We ended the month with an Easter egg hunt at our place. It’s good to see the kids still enjoy scavenging through our backyard for candy-filled eggs. My folks as well as my sister and nephews joined to make it a festive atmosphere. I think it was good for my parents to be around the kids as they had just put Koki, their 14-year old dalmation, to sleep the day before. She was definitely a sweet dog and will be missed by all of us. It just so happened that my mom also retired from work the Friday before they put Koki down. She said that made her retirement bittersweet. She said she was happy to now be able to start living her life at her own pace, but would have liked a little more time with her doggy too.

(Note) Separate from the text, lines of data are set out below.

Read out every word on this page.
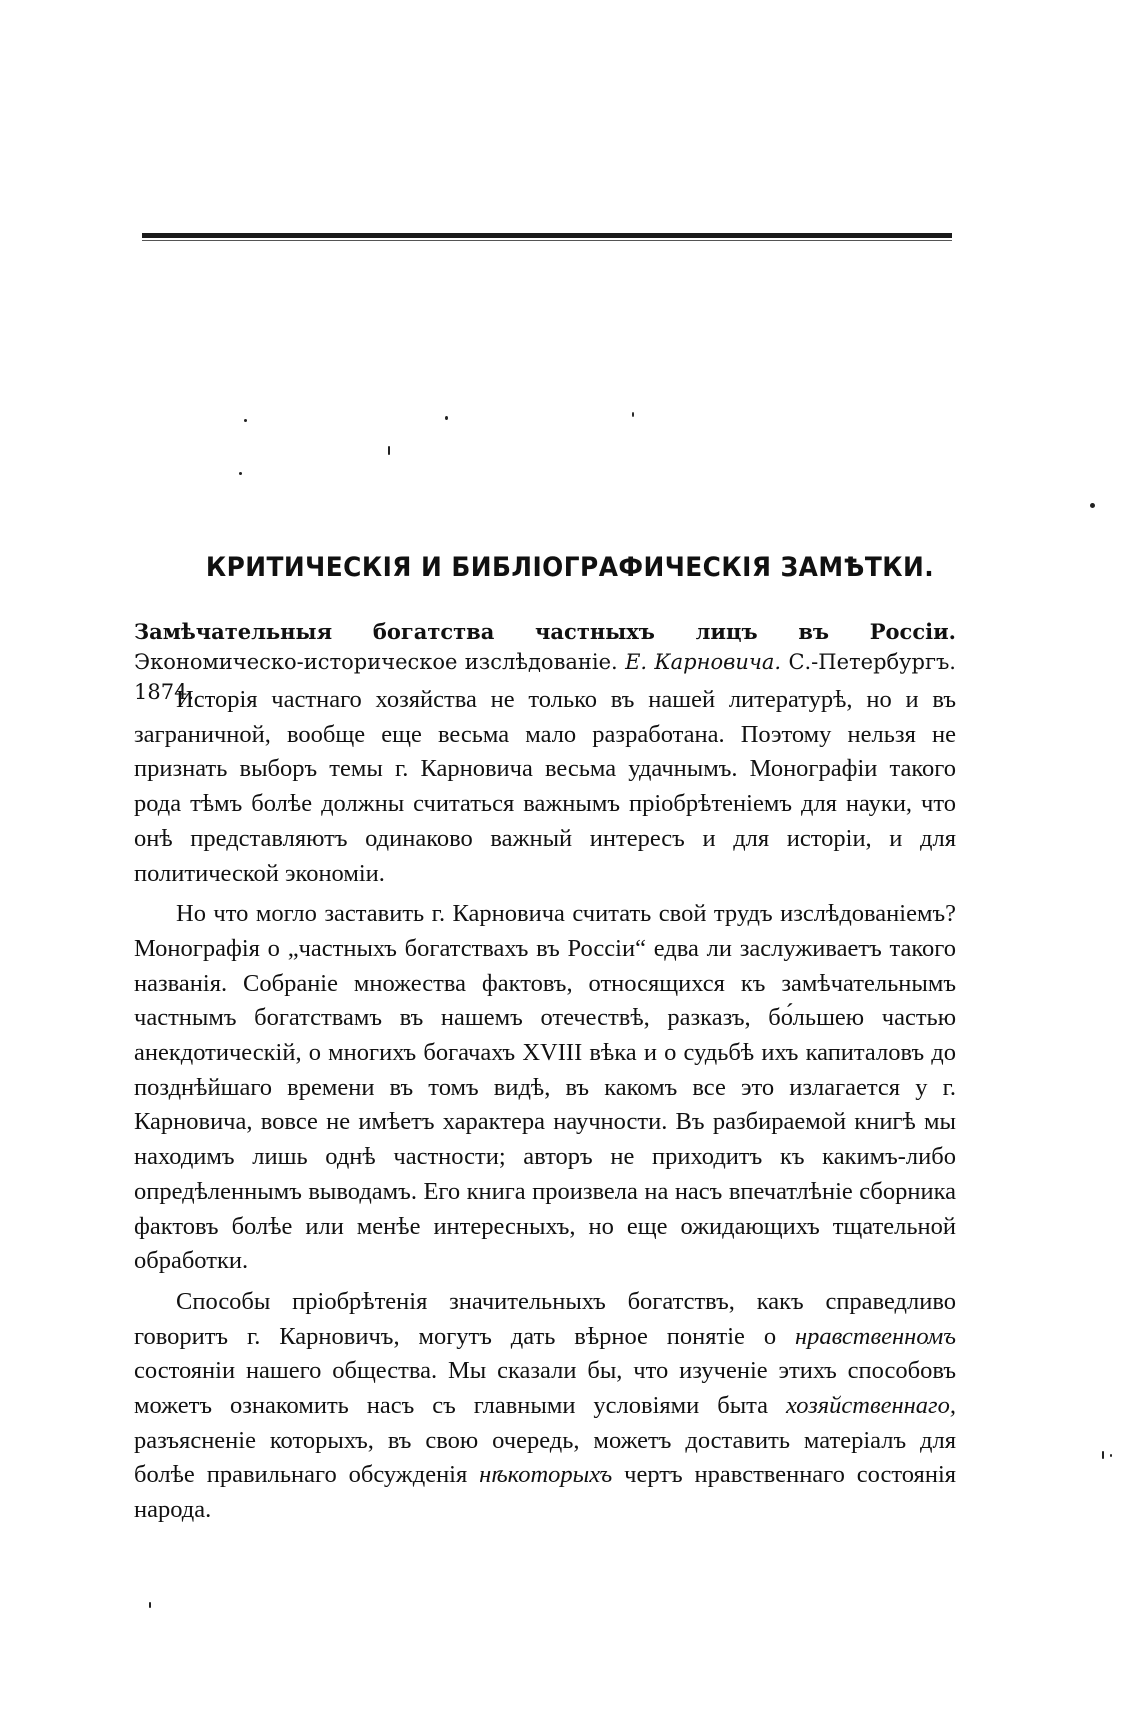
КРИТИЧЕСКІЯ И БИБЛІОГРАФИЧЕСКІЯ ЗАМѢТКИ.
Замѣчательныя богатства частныхъ лицъ въ Россіи. Экономическо-историческое изслѣдованіе. Е. Карновича. С.-Петербургъ. 1874.

Исторія частнаго хозяйства не только въ нашей литературѣ, но и въ заграничной, вообще еще весьма мало разработана. Поэтому нельзя не признать выборъ темы г. Карновича весьма удачнымъ. Монографіи такого рода тѣмъ болѣе должны считаться важнымъ пріобрѣтеніемъ для науки, что онѣ представляютъ одинаково важный интересъ и для исторіи, и для политической экономіи.

Но что могло заставить г. Карновича считать свой трудъ изслѣдованіемъ? Монографія о „частныхъ богатствахъ въ Россіи“ едва ли заслуживаетъ такого названія. Собраніе множества фактовъ, относящихся къ замѣчательнымъ частнымъ богатствамъ въ нашемъ отечествѣ, разказъ, бо́льшею частью анекдотическій, о многихъ богачахъ XVIII вѣка и о судьбѣ ихъ капиталовъ до позднѣйшаго времени въ томъ видѣ, въ какомъ все это излагается у г. Карновича, вовсе не имѣетъ характера научности. Въ разбираемой книгѣ мы находимъ лишь однѣ частности; авторъ не приходитъ къ какимъ-либо опредѣленнымъ выводамъ. Его книга произвела на насъ впечатлѣніе сборника фактовъ болѣе или менѣе интересныхъ, но еще ожидающихъ тщательной обработки.

Способы пріобрѣтенія значительныхъ богатствъ, какъ справедливо говоритъ г. Карновичъ, могутъ дать вѣрное понятіе о нравственномъ состояніи нашего общества. Мы сказали бы, что изученіе этихъ способовъ можетъ ознакомить насъ съ главными условіями быта хозяйственнаго, разъясненіе которыхъ, въ свою очередь, можетъ доставить матеріалъ для болѣе правильнаго обсужденія нѣкоторыхъ чертъ нравственнаго состоянія народа.
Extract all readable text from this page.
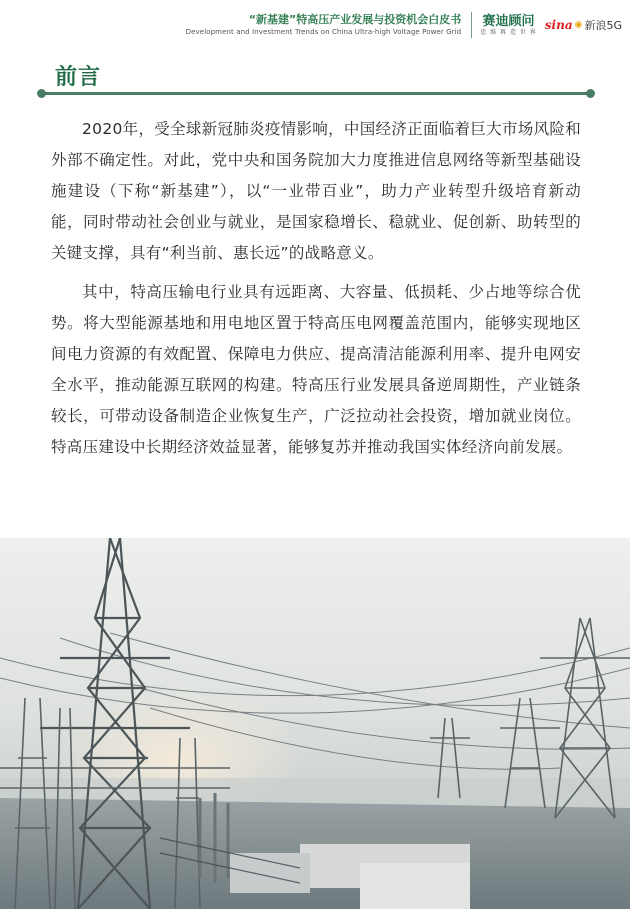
“新基建”特高压产业发展与投资机会白皮书
Development and Investment Trends on China Ultra-high Voltage Power Grid
赛迪顾问
思 维 再 造 世 界 sina ◉ 新浪5G
前言

2020年，受全球新冠肺炎疫情影响，中国经济正面临着巨大市场风险和外部不确定性。对此，党中央和国务院加大力度推进信息网络等新型基础设施建设（下称“新基建”），以“一业带百业”，助力产业转型升级培育新动能，同时带动社会创业与就业，是国家稳增长、稳就业、促创新、助转型的关键支撑，具有“利当前、惠长远”的战略意义。

其中，特高压输电行业具有远距离、大容量、低损耗、少占地等综合优势。将大型能源基地和用电地区置于特高压电网覆盖范围内，能够实现地区间电力资源的有效配置、保障电力供应、提高清洁能源利用率、提升电网安全水平，推动能源互联网的构建。特高压行业发展具备逆周期性，产业链条较长，可带动设备制造企业恢复生产，广泛拉动社会投资，增加就业岗位。特高压建设中长期经济效益显著，能够复苏并推动我国实体经济向前发展。
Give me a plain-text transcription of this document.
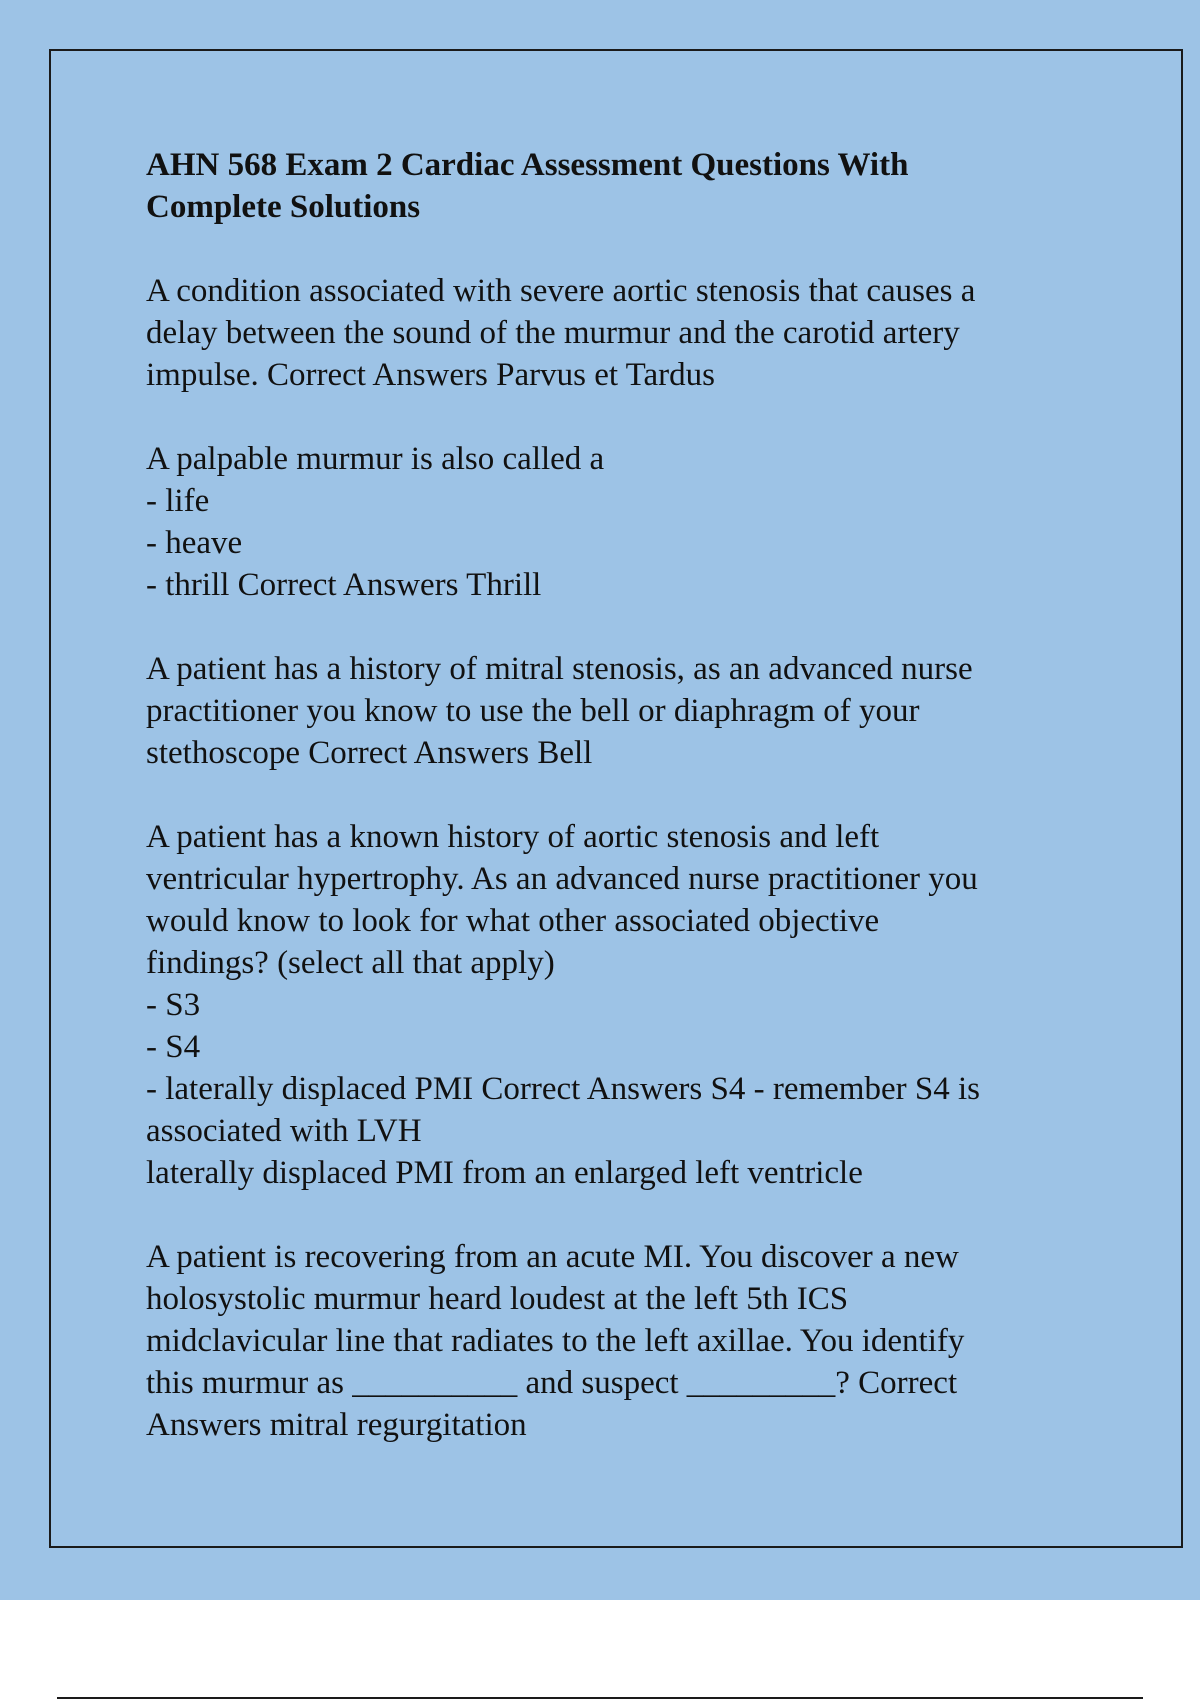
AHN 568 Exam 2 Cardiac Assessment Questions With
Complete Solutions

A condition associated with severe aortic stenosis that causes a
delay between the sound of the murmur and the carotid artery
impulse. Correct Answers Parvus et Tardus

A palpable murmur is also called a
- life
- heave
- thrill Correct Answers Thrill

A patient has a history of mitral stenosis, as an advanced nurse
practitioner you know to use the bell or diaphragm of your
stethoscope Correct Answers Bell

A patient has a known history of aortic stenosis and left
ventricular hypertrophy. As an advanced nurse practitioner you
would know to look for what other associated objective
findings? (select all that apply)
- S3
- S4
- laterally displaced PMI Correct Answers S4 - remember S4 is
associated with LVH
laterally displaced PMI from an enlarged left ventricle

A patient is recovering from an acute MI. You discover a new
holosystolic murmur heard loudest at the left 5th ICS
midclavicular line that radiates to the left axillae. You identify
this murmur as __________ and suspect _________? Correct
Answers mitral regurgitation
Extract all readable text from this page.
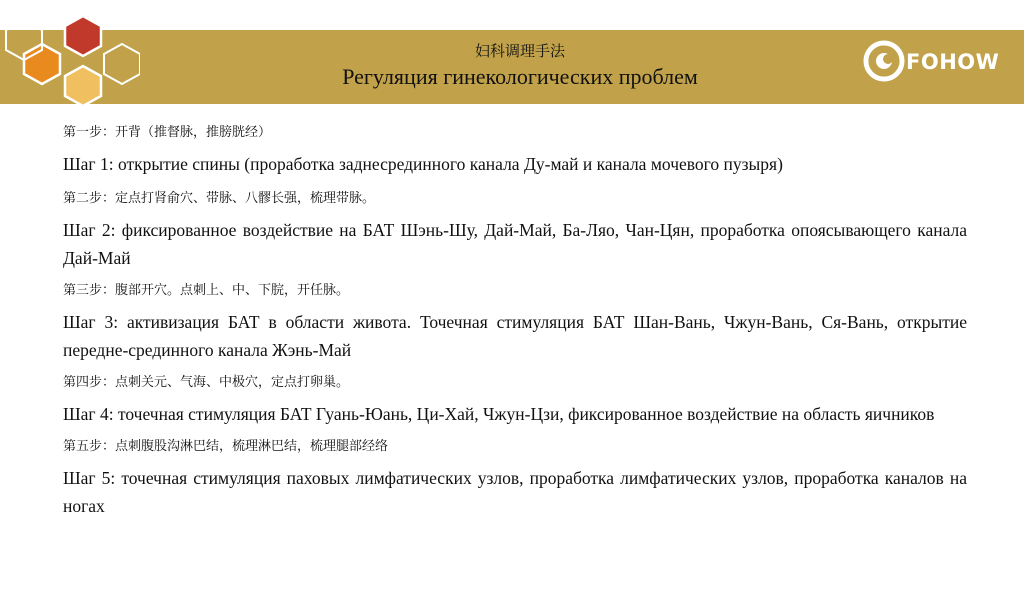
妇科调理手法
Регуляция гинекологических проблем
FOHOW

第一步：开背（推督脉，推膀胱经）

Шаг 1: открытие спины (проработка заднесрединного канала Ду-май и канала мочевого пузыря)

第二步：定点打肾俞穴、带脉、八髎长强，梳理带脉。

Шаг 2: фиксированное воздействие на БАТ Шэнь-Шу, Дай-Май, Ба-Ляо, Чан-Цян, проработка опоясывающего канала Дай-Май

第三步：腹部开穴。点刺上、中、下脘，开任脉。

Шаг 3: активизация БАТ в области живота. Точечная стимуляция БАТ Шан-Вань, Чжун-Вань, Ся-Вань, открытие передне-срединного канала Жэнь-Май

第四步：点刺关元、气海、中极穴，定点打卵巢。

Шаг 4: точечная стимуляция БАТ Гуань-Юань, Ци-Хай, Чжун-Цзи, фиксированное воздействие на область яичников

第五步：点刺腹股沟淋巴结，梳理淋巴结，梳理腿部经络

Шаг 5: точечная стимуляция паховых лимфатических узлов, проработка лимфатических узлов, проработка каналов на ногах
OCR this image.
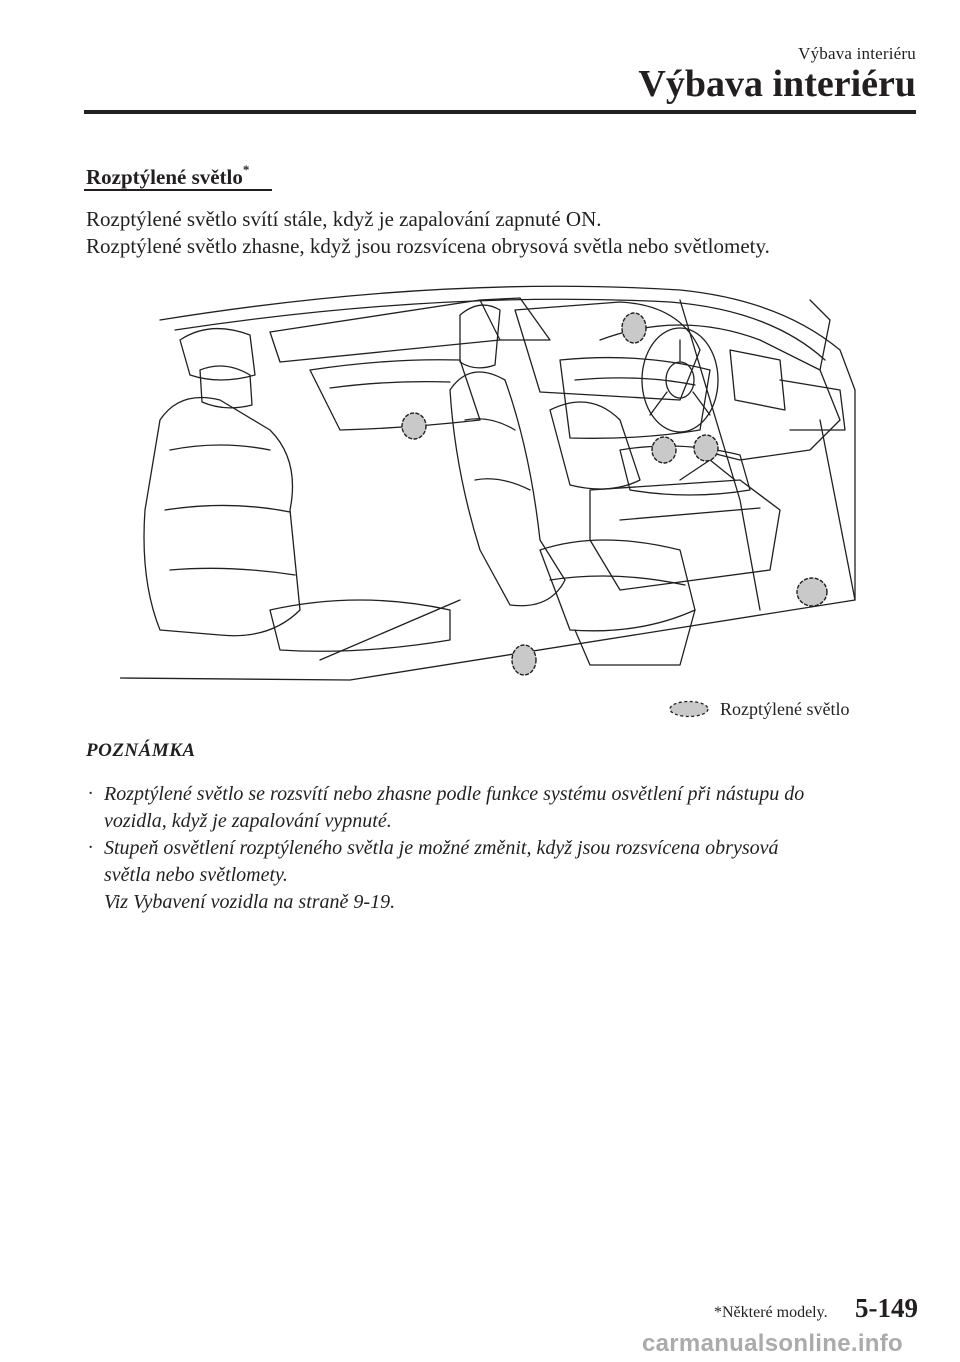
Výbava interiéru
Výbava interiéru
Rozptýlené světlo*
Rozptýlené světlo svítí stále, když je zapalování zapnuté ON.
Rozptýlené světlo zhasne, když jsou rozsvícena obrysová světla nebo světlomety.
Rozptýlené světlo
POZNÁMKA
· Rozptýlené světlo se rozsvítí nebo zhasne podle funkce systému osvětlení při nástupu do
vozidla, když je zapalování vypnuté.
· Stupeň osvětlení rozptýleného světla je možné změnit, když jsou rozsvícena obrysová
světla nebo světlomety.
Viz Vybavení vozidla na straně 9-19.
*Některé modely. 5-149
carmanualsonline.info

One cool thing she shared with us was an award (called a commendation) the city of Santa Barbara bestowed on her for her years of service at the county. This is a new award the county started this year and she is the first person to receive it. The award also contains a letter highlighting some of the reasons my mom was deserving of the honor. We gathered the kids and all the adults and Cathy read the letter aloud so that everyone could hear why mom had been selected. The following are some of the standout passages:

Eliana is the self-proclaimed “spicy” member of the Public Health Human Resources team and her team agrees that she adds “flavor,” enthusiasm and excitement to the daily routine.

Eliana has developed close relationships with many individuals throughout her years of employment by treating everyone with respect and fairness, making each person feel valued, listening with care and compassion; and encouraging others to be the best they can be.

Once Cathy finished reading the award we all applauded. It was a good way to end the month!